Share

Permainan Lia

Jemari lentik wanita itu mengusap wajah seorang pria dalam sebuah foto. Terlihat lengkungan di salah satu sudut bibirnya yang tertarik ke atas. Mengejek foto si pria yang ada pada genggaman tangannya. 

"Kamu memang iblis! Namun, tahukah kamu jika aku bisa menjadi malaikat pencabut nyawa untuk iblis sepertimu? Hahaha." Wanita itu berbicara sendiri. Sudah seperti orang gila saja nampaknya. Hahaha... Ya, dia memang tidak waras semenjak hidupnya dihancurkan oleh pria itu. 

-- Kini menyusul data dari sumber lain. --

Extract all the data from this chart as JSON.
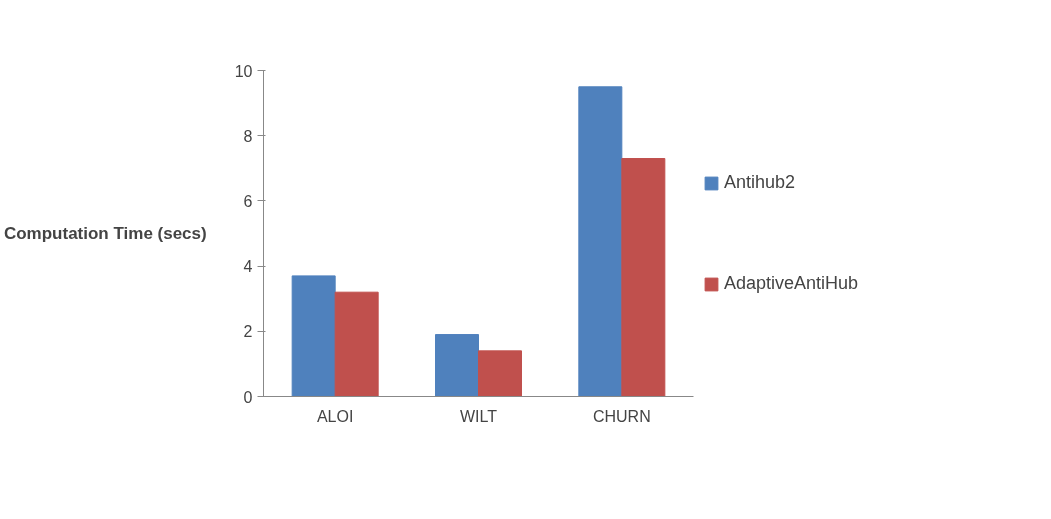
{
  "chart_data": {
    "type": "bar",
    "ylabel": "Computation Time (secs)",
    "categories": [
      "ALOI",
      "WILT",
      "CHURN"
    ],
    "series": [
      {
        "name": "Antihub2",
        "color": "#4f81bd",
        "values": [
          3.7,
          1.9,
          9.5
        ]
      },
      {
        "name": "AdaptiveAntiHub",
        "color": "#c0504d",
        "values": [
          3.2,
          1.4,
          7.3
        ]
      }
    ],
    "ylim": [
      0,
      10
    ],
    "yticks": [
      0,
      2,
      4,
      6,
      8,
      10
    ],
    "grid": false,
    "legend": "right"
  }
}
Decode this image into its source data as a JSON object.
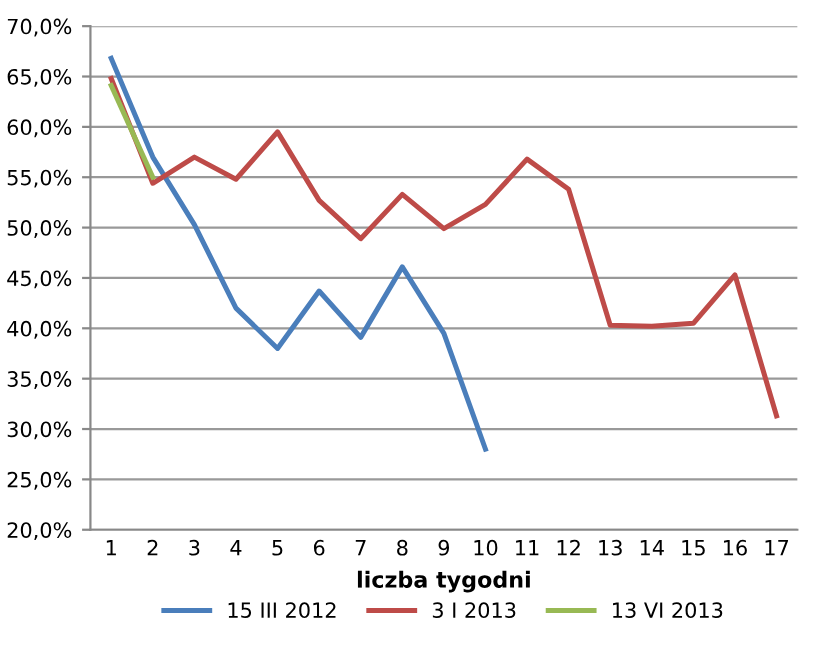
{
  "chart_data": {
    "type": "line",
    "xlabel": "liczba tygodni",
    "categories": [
      "1",
      "2",
      "3",
      "4",
      "5",
      "6",
      "7",
      "8",
      "9",
      "10",
      "11",
      "12",
      "13",
      "14",
      "15",
      "16",
      "17"
    ],
    "series": [
      {
        "name": "15 III 2012",
        "color": "#4a7ebb",
        "values": [
          66.8,
          57.0,
          50.3,
          42.0,
          38.0,
          43.7,
          39.1,
          46.1,
          39.5,
          28.0,
          null,
          null,
          null,
          null,
          null,
          null,
          null
        ]
      },
      {
        "name": "3 I 2013",
        "color": "#be4b48",
        "values": [
          64.8,
          54.4,
          57.0,
          54.8,
          59.5,
          52.7,
          48.9,
          53.3,
          49.9,
          52.3,
          56.8,
          53.8,
          40.3,
          40.2,
          40.5,
          45.3,
          31.3
        ]
      },
      {
        "name": "13 VI 2013",
        "color": "#98b954",
        "values": [
          64.1,
          55.0,
          null,
          null,
          null,
          null,
          null,
          null,
          null,
          null,
          null,
          null,
          null,
          null,
          null,
          null,
          null
        ]
      }
    ],
    "ylim": [
      20,
      70
    ],
    "yticks": [
      {
        "value": 20,
        "label": "20,0%"
      },
      {
        "value": 25,
        "label": "25,0%"
      },
      {
        "value": 30,
        "label": "30,0%"
      },
      {
        "value": 35,
        "label": "35,0%"
      },
      {
        "value": 40,
        "label": "40,0%"
      },
      {
        "value": 45,
        "label": "45,0%"
      },
      {
        "value": 50,
        "label": "50,0%"
      },
      {
        "value": 55,
        "label": "55,0%"
      },
      {
        "value": 60,
        "label": "60,0%"
      },
      {
        "value": 65,
        "label": "65,0%"
      },
      {
        "value": 70,
        "label": "70,0%"
      }
    ],
    "grid": "y",
    "legend": "bottom",
    "marker": "none",
    "line_style": "solid"
  }
}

Kobaran api membingkai benda persegi yang sedari tadi dia genggam. Dia membakar foto itu hingga tak bersisa. Luruh, berhamburan, melayang-layang di udara menjadi abu. 

"Tenanglah! Sebentar lagi kamu juga akan menjadi abu seperti fotomu ini. Tinggal menunggu ajal menjemputmu saja. Hahaha..."

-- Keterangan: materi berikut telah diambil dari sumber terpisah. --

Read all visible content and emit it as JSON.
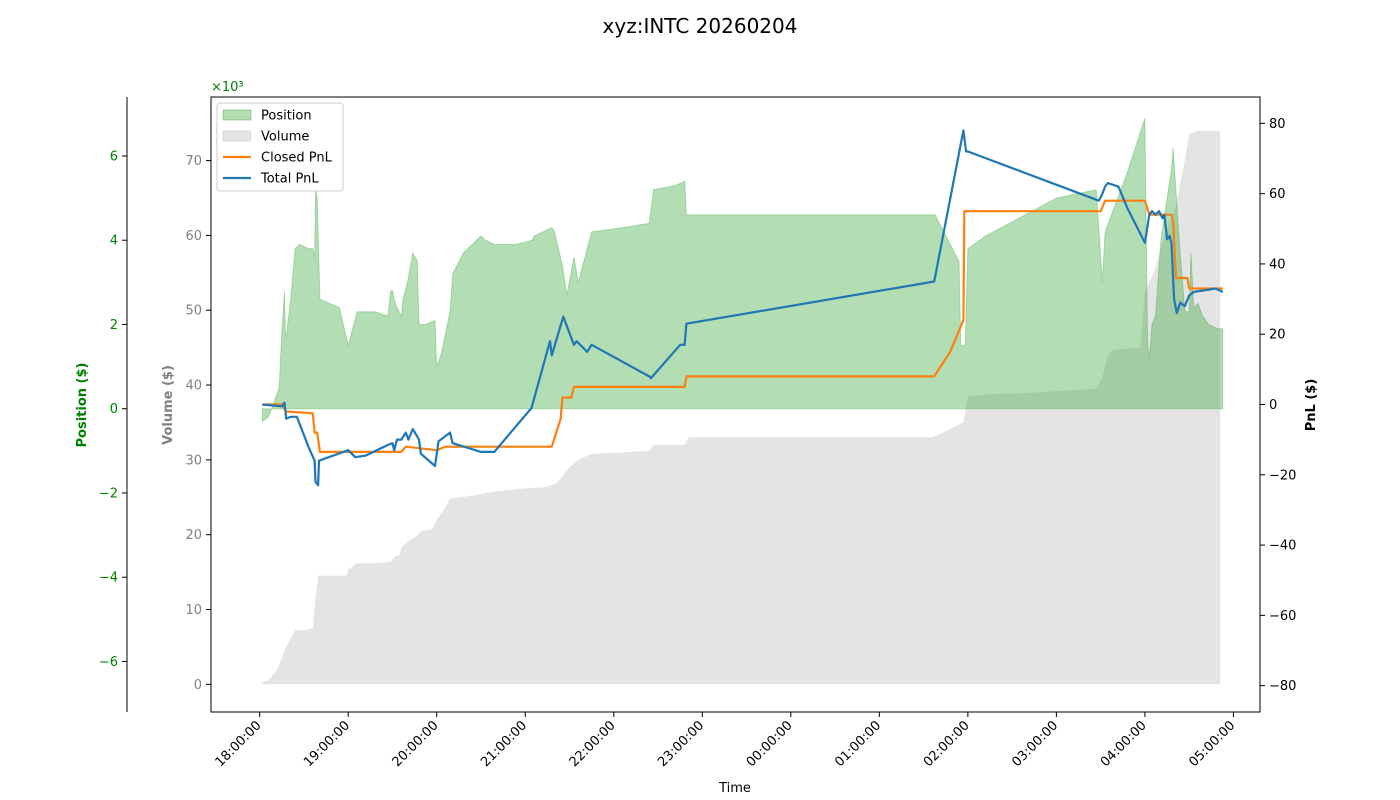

"Tidak... tidak. Bajingan sepertimu tidak boleh sekarat sekarang. Tidak asik bukan? Lebih asik lagi jika kamu mati secara perlahan dalam penderitaan. Tentu aku akan menikmatinya. Jika kamu menderita, akan kubuatkan sebuah pesta perayaan yang sangat megah."

"Arsa... Arsa... Hari ini bersenang-senanglah terlebih dahulu karena setelah ini kamu tidak akan bisa menikmati hidupmu yang sempurna itu!"

Wanita itu menguncir rambutnya yang berwarna kecoklatan. Tidak lupa memakai topi dan masker untuk melengkapi penampilannya saat ini. Dia terlihat berbeda dari biasanya. Penampilannya kali ini lebih ke wanita tomboy. Apalagi dengan setelan hodie dan celana jeans. Seperti bukan stylenya sehari-hari. 

"Taksi, Pak!" Dia sengaja mencegat taksi dari pinggir jalan. Tidak menggunakan taksi online. Ya, untuk menghindari saja jika sewaktu-waktu keberadaannya dilacak melalui gps. 

Dia tidak mau satu orangpun tahu akan misinya. Oleh karena itu, dia selalu bertindak sendiri, tanpa bantuan orang lain. Padahal kalau dipikir-pikir wanita ini memiliki banyak uang. Dia bisa saja menyuruh orang kepercayaannya untuk membuat targetnya ini menderita. Dia hanya perlu duduk manis dan melihat hasil kerja orang bayarannya. Namun, dia tidak mau. Selain tidak percaya dengan siapapun, dia juga akan merasa puas jika bisa menghancurkan hidup targetnya dengan tangannya sendiri. 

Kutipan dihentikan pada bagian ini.